Dr. Eran Lerman

VP, Jerusalem Institute For Strategy and Security; former deputy director for foreign policy and international affairs, National Security Council

  1. As far as we know, what does the agreement with Iran include, and does it reflect Israel’s interests?

“No reliable leaks have come out of Vienna as to the full scope and schedule of the agreement. However, it is safe to say that it envisions a return to the JCPOA as it was – nothing ‘stronger and longer’ (and hence, the despair and resignation of some members of the US team), but also not the ‘less for less’ approach that some Israelis feared. Apparently, implementation would be gradual, with some sanctions – such as the release of seven billion dollars held by South Korea – lifted first, and others awaiting the Iranian return to the enrichment limits.

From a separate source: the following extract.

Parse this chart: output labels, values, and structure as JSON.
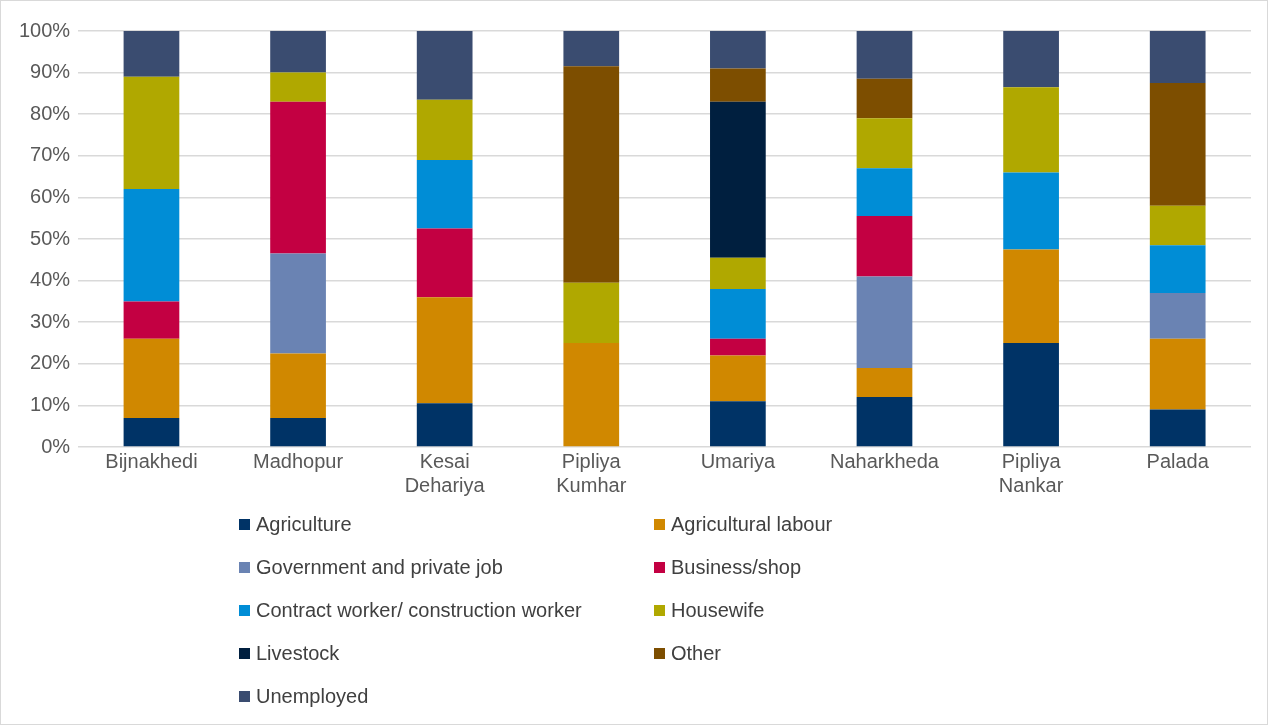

“There still remain key problems: products of enrichment beyond the JCPOA limits – particularly uranium enriched to a level of 60 percent – would need to be disposed of, but the Russian war with Ukraine may block the most obvious avenue for doing that. In addition, there was the Iranian demand for American constitutionally secured guarantees, which is a fantasy pipedream. If the Iranians are tempted by images of US weakness to hold out for that, this could be a deal breaker.”

 

  1. Latest reports in Israel and abroad claim that Iran is very close to obtaining a nuclear bomb. What are the chances that this agreement will manage to “rollback” Teheran’s nuclear capabilities?

Clearly, any return to enriching uranium to a level below 5%, and the removal of uranium enriched above that level, will constitute a ‘rollback’ of some sorts (if – and this is a big ‘if’ – it is reliably verified). But the respite would be short, and soon the ‘sunset clauses’ would open Iran’s path to the bomb once again. Therefore, the real question is what Israel can do to be truly prepared and use wisely the short time it may gain to ready viable options.”

 

  1. Following a deal, what should Israel’s policy vis-à-vis its signatories be in the future? How will it impact the current government’s relationship with the current Administration in Washington, and the US-Israel alliance strategically?

“Israel will remain an ally of the United States: the present government is clearly interested in avoiding the pitfalls of a partisan identification in the US context. Alongside our Gulf partners, it will work with the Department of Defense to find robust ways to mitigate the consequences of the deal. For instance, there may be some significant acquisitions on the table for Israel, given the spirit of the times (Iran is among Putin’s backers).

Criticism will only become bitter if former Prime Minister Benjamin Netanyahu will come back to power, or if the US treats the deal – as some did under Obama Administration – not as a limited, necessary measure, but as a measure ending the perception of Iran as an adversarial player.”

 

  1. When Israel refers to the “military option,” what exactly does it entail, and what is the likelihood that we will reach this scenario?

“It is enough to say that the Israeli Air Force has long been training for long-range missions, that Israel special forces have their own special history, that precision weapons and strikes have proved quite effective and that it is not necessary to destroy all what Iran has built as part of the project – the loss of some key nodes would disable it. Finally, Israel’s intelligence penetration of Iran (e.g. the Iranian Archive exposure) should keep the Iranians awake at night.”